Сирень. Тогда она впервые почувствовала запах сирени. Ее запах.
С тех пор сирень стала ее любимым цветком.
— Долорес…. Долорес, вы вообще меня слушаете? — сухой, словно опавшая листва, голос Минервы ворвался в сладкие грезы детства, грубо возвращая Амбридж к жестокой действительности.
— Вы сомневаетесь в моих педагогических методах, дорогая? — на лице женщины отразилось неподдельное удивление. — Может, вы и в методах Министерства сомневаетесь?
Взгляд голубых глаз впился в сидящую напротив волшебницу. Ну же, давай, только дай мне возможность прижать тебя к стенке, и уж поверь, я этот шанс не упущу. Она видела, как вспыхнули на мгновение зеленые глаза. Как ей хотелось сказать, всё, что она думает о Министерстве, о министре в общем и о Долорес в частности.
— Я лишь пытаюсь донести до вас простую истину, Долорес, — спокойно проговорила МакГонагалл, очевидно решив нивелировать конфликт. — На жестокости прочного фундамента отношений не построить. Вы для этих детей новое лицо, вам нужно завоевать их доверие.
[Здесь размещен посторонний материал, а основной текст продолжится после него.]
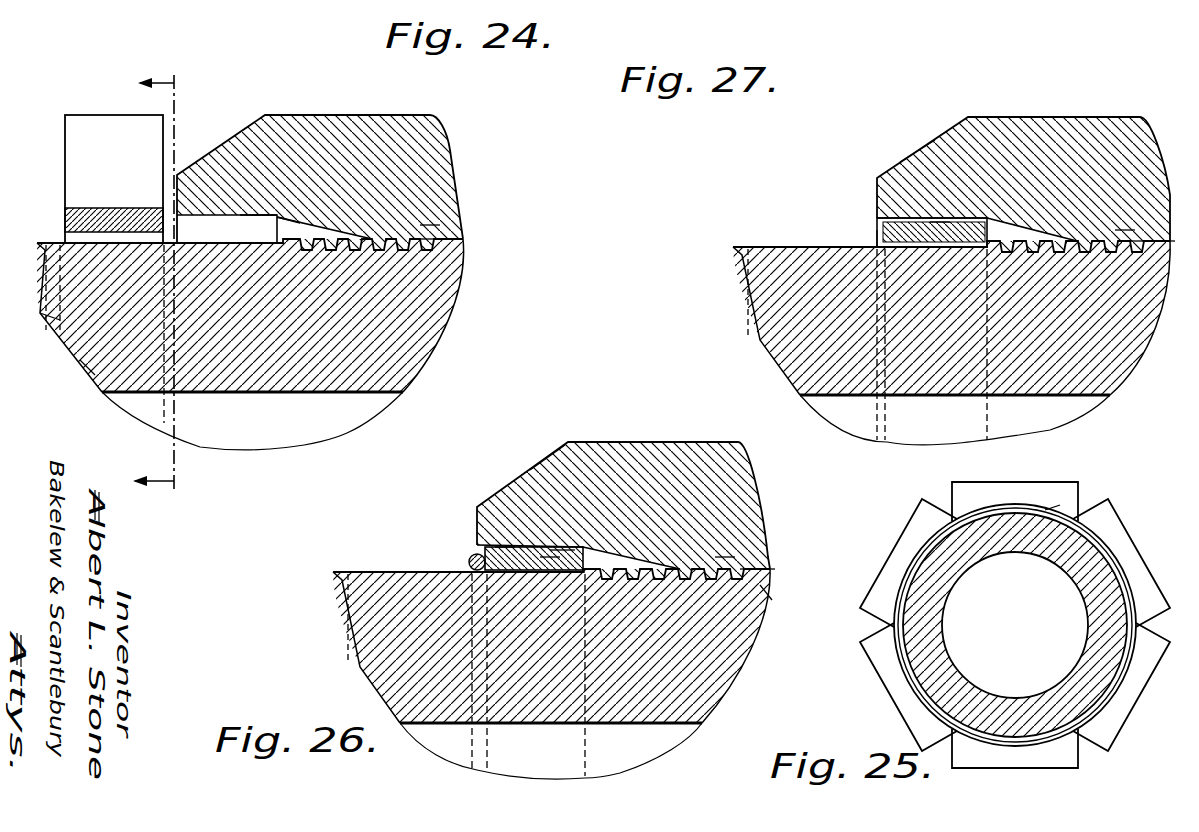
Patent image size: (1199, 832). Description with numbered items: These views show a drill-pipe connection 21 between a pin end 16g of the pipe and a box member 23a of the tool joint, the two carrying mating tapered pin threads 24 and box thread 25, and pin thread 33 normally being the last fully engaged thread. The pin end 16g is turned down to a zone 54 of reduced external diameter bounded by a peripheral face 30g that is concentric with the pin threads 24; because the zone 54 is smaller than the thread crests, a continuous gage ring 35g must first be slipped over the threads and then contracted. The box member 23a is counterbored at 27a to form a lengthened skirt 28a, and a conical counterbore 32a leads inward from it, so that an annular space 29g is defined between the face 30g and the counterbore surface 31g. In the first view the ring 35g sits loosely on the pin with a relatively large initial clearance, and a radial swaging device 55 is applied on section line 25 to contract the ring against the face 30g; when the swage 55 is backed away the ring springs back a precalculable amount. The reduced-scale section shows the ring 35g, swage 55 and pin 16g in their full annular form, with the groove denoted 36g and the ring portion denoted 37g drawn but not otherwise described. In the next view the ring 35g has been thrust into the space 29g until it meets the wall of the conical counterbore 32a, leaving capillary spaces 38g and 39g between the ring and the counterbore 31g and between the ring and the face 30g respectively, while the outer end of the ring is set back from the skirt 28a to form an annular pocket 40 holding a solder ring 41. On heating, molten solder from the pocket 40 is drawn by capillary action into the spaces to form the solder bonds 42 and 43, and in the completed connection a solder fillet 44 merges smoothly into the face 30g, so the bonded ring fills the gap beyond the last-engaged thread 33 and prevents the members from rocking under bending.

In FIG. 24, the pin end 16g is at (347, 375).
In FIG. 27, the pin end 16g is at (1042, 380).
In FIG. 26, the pin end 16g is at (658, 705).
In FIG. 25, the pin end 16g is at (975, 545).
In FIG. 24, the box member 23a is at (386, 136).
In FIG. 27, the box member 23a is at (1098, 145).
In FIG. 26, the box member 23a is at (688, 466).
In FIG. 24, the radial swaging device 55 is at (75, 137).
In FIG. 25, the radial swaging device 55 is at (1065, 492).
In FIG. 24, the sealing ring 36g is at (116, 226).
In FIG. 26, the sealing ring 36g is at (563, 550).
In FIG. 24, the box thread 25 is at (463, 237).
In FIG. 27, the box thread 25 is at (1170, 245).
In FIG. 26, the box thread 25 is at (768, 580).
In FIG. 24, the peripheral face 30g is at (210, 240).
In FIG. 27, the peripheral face 30g is at (875, 247).
In FIG. 26, the peripheral face 30g is at (503, 573).
In FIG. 25, the peripheral face 30g is at (1052, 508).
In FIG. 24, the counterbore 31g is at (245, 238).
In FIG. 24, the space 29g is at (262, 215).
In FIG. 24, the counterbore 27a is at (282, 216).
In FIG. 24, the conical counterbore 32a is at (293, 228).
In FIG. 24, the connection 21 is at (433, 220).
In FIG. 27, the connection 21 is at (1123, 228).
In FIG. 26, the connection 21 is at (725, 555).
In FIG. 24, the pin threads 24 is at (430, 246).
In FIG. 27, the pin threads 24 is at (1133, 250).
In FIG. 26, the pin threads 24 is at (750, 580).
In FIG. 24, the last fully-engaged pin thread 33 is at (453, 250).
In FIG. 27, the last fully-engaged pin thread 33 is at (1157, 253).
In FIG. 26, the last fully-engaged pin thread 33 is at (770, 600).
In FIG. 24, the ring 35g is at (55, 330).
In FIG. 27, the ring 35g is at (938, 222).
In FIG. 26, the ring 35g is at (550, 557).
In FIG. 25, the ring 35g is at (1010, 510).
In FIG. 24, the pipe shoulder 37g is at (88, 373).
In FIG. 26, the pipe shoulder 37g is at (570, 574).
In FIG. 24, the zone 54 is at (245, 256).
In FIG. 27, the skirt 28a is at (918, 170).
In FIG. 26, the skirt 28a is at (547, 473).
In FIG. 27, the solder bond 42 is at (965, 225).
In FIG. 27, the solder fillet 44 is at (877, 240).
In FIG. 27, the solder bond 43 is at (953, 248).
In FIG. 26, the capillary space 38g is at (505, 547).
In FIG. 26, the annular pocket 40 is at (482, 558).
In FIG. 26, the solder ring 41 is at (470, 565).
In FIG. 26, the capillary space 39g is at (513, 574).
А вместо этого вы настраиваете их против себя.
— Ваши методы тоже до добра не доводят, — их взгляды встретились. — Или вы забыли, Минерва?
Она готова была поклясться, что заметила, как побледнела МакГонагалл.
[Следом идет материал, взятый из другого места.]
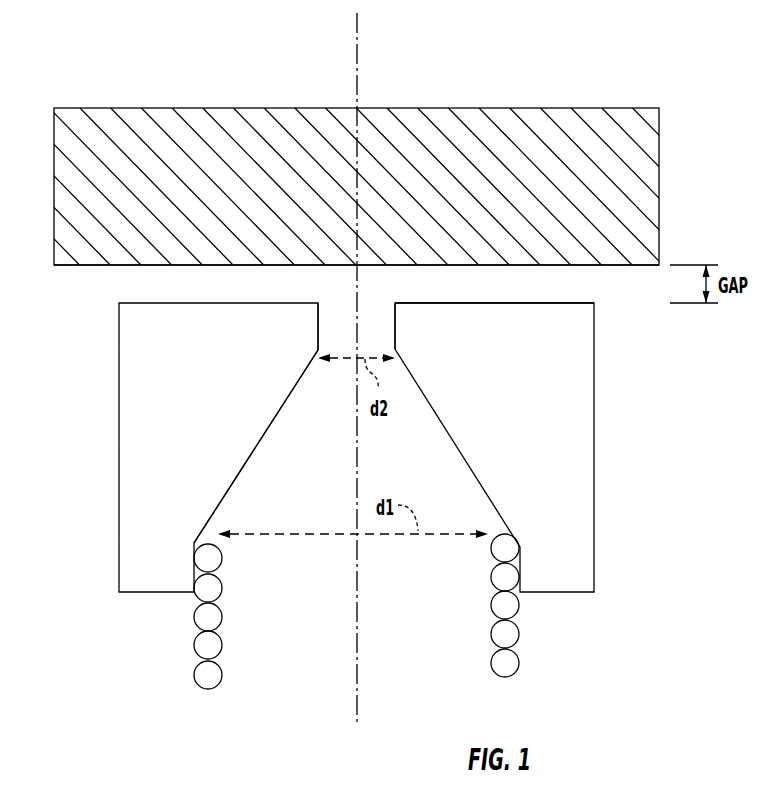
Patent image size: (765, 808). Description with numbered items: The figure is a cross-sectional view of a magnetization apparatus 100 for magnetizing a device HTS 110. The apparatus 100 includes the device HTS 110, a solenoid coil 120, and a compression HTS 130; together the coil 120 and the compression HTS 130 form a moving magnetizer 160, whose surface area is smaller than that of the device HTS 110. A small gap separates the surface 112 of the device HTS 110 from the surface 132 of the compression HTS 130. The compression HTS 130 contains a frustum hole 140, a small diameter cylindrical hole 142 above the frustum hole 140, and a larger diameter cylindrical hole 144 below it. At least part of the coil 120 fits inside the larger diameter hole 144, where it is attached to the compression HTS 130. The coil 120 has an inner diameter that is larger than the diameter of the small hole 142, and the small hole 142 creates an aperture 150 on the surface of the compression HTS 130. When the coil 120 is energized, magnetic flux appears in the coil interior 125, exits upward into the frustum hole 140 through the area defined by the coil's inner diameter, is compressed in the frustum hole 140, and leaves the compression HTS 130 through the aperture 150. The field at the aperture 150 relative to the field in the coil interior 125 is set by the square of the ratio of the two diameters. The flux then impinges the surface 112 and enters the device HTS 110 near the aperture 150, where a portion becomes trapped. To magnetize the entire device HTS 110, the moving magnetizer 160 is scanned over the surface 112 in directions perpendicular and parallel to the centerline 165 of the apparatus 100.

The magnetization apparatus 100 is at (99, 62).
The centerline 165 is at (358, 63).
The device HTS 110 is at (646, 146).
The surface of the device HTS 112 is at (586, 258).
The aperture 150 is at (339, 303).
The frustum hole 140 is at (315, 479).
The small diameter cylindrical hole 142 is at (335, 332).
The larger diameter cylindrical hole 144 is at (205, 562).
The moving magnetizer 160 is at (595, 648).
The compression HTS 130 is at (594, 388).
The surface of the compression HTS 132 is at (548, 304).
The solenoid coil 120 is at (520, 638).
The coil interior 125 is at (425, 658).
— Нет, я помню, — тихо, но твердо проговорила она, не отводя взгляда. — Но с тех пор я многое поняла. И многому научилась.
— Чему, позвольте узнать?
Сердце в груди отчего-то забилось сильнее, и Долорес судорожно вздохнула. Рука сама потянулась к верхней пуговице розового жакета, но она усилием воли заставила ее вновь опуститься на стол. Вдруг отчаянно захотелось, чтобы Минерва извинилась, сказала, что сожалеет и хочет, чтобы всё было как раньше. Столько лет она взращивала в себе ненависть к этой женщине, а сейчас готова простить ее. Если только она попросит.
— Заботиться о своих учениках. Но всегда держать дистанцию.
Нет, конечно, не попросит. Гордая гриффиндорская львица. Кошка облезлая. Научилась, значит?!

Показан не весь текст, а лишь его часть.